The Nigeria Extractive Industries Transparency Initiative (NEITI) has called on the Federal Government to save some portions of oil and gas revenue for the rainy day and for the next generation.
Mr Waziri Adio, NEITI Executive Secretary, made the appeal on Tuesday at a news conference in Abuja.
He listed immediate transfer of all revenue savings in the Stabilisation Fund and the Excess Crude Account (ECA) into the Nigeria Sovereign Wealth Fund (SWF) as urgent measures needed to be taken by the Federal Government.
Commenting on NEITI’s occasional paper series titled “ The case for a robust oil savings fund for Nigeria’’, Adio said a national consensus on saving for tomorrow had become urgent to prepare the country to overcome frequent commodity price volatility and depletion of non-renewable resources.
The NEITI boss highlighted the portions of mineral resource revenues excluded from the national budget and held as part of the country’s reserve and could greatly enhance the country’s capital balances and attract investors’ confidence.

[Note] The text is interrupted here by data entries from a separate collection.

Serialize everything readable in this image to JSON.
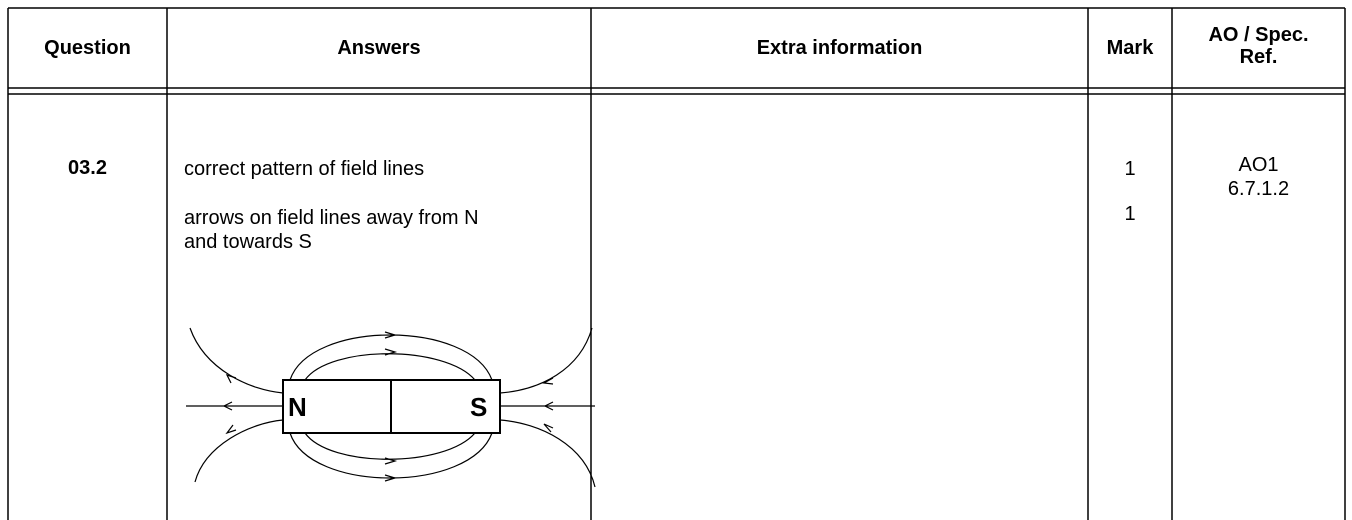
{
  "table": {
    "headers": [
      "Question",
      "Answers",
      "Extra information",
      "Mark",
      "AO / Spec. Ref."
    ],
    "rows": [
      {
        "question": "03.2",
        "answers": [
          "correct pattern of field lines",
          "arrows on field lines away from N and towards S"
        ],
        "extra_information": "",
        "marks": [
          "1",
          "1"
        ],
        "ao": [
          "AO1",
          "6.7.1.2"
        ],
        "diagram": {
          "labels": [
            "N",
            "S"
          ]
        }
      }
    ]
  }
}
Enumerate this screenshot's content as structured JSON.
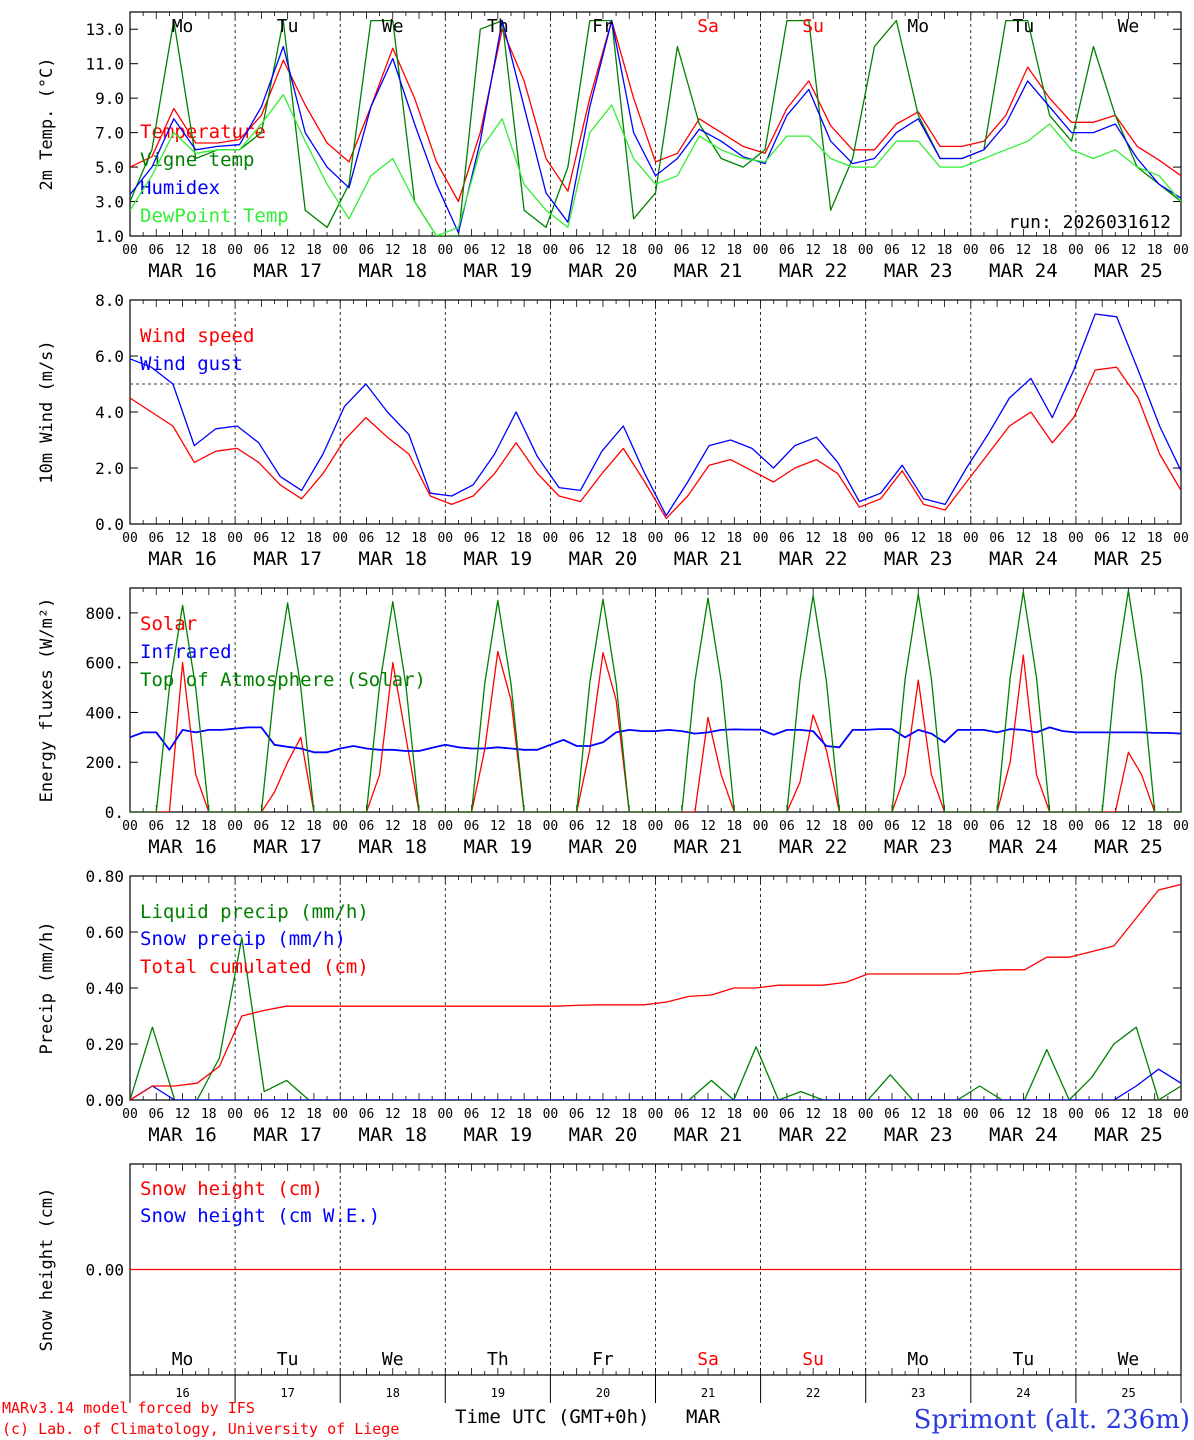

He also explained that these could attract significant flow of foreign capital into the economy, adding that the funds could also support the provision of critical infrastructure and social interventions during major national emergencies.
Adio expressed dissatisfaction that in spite of the benefits and huge revenues that had accrued from oil and gas over the years, Nigeria had one of the lowest natural resource revenue saving in the world.
According to him, Nigeria currently has three oil saving funds such as SWF with 1.5 billion dollars; ECA with 2.3 billion dollars, and the Stabilisation Fund with 95 million dollars.
He explained that in the last 40 years of oil production, Nigeria had extracted about 31 billion barrels of its oil reserves.
However, he said that from 1980 to 2015, the country exported crude oil worth about 1.09 trillion dollars but had a current balance of 3.9 billion dollars as at June in the three funds.
He said the different oil revenue saving funds should be consolidated and the legal framework harmonised, specifically the 0.5 per cent stabilisation funds and the ECA should be merged with the SWF “ as this multiplicity of savings with different rules has led to uncoordinated and widespread extra-budgetary spending’’.
The NEITI boss explained that apart from depleting savings in each fund, such unrestricted spending defeated the purpose which the funds were set up in the first place which was to shield the economy from revenue volatility.
He noted that Nigeria did not save enough oil revenues to sustain economic activities when oil prices began to drop in June 2014.
He said that another challenge was the level of consumption relative to non-oil exports, stressing that Nigeria typically responded to high oil prices with equal high but manifestly unsustainable level of consumption.
Adio said insufficient savings left Nigeria severely exposed when the price of oil, Nigeria’s main source of government revenues and foreign exchange, started to plunge in 2014.
He expressed regret that the 1.5 billion dollars currently in the SWF was one of the world’s worst ratios to annual budget of 10 per cent and one of the lowest SWF per capita of eight dollars globally.
He provided global comparisons among resource rich countries such as Norway with a population of 5.2 million people having a SWF worth 922 billion dollars; Chile, 24.1 billion; Angola, 4.6 billion and Botswana, 5.7 billion dollars.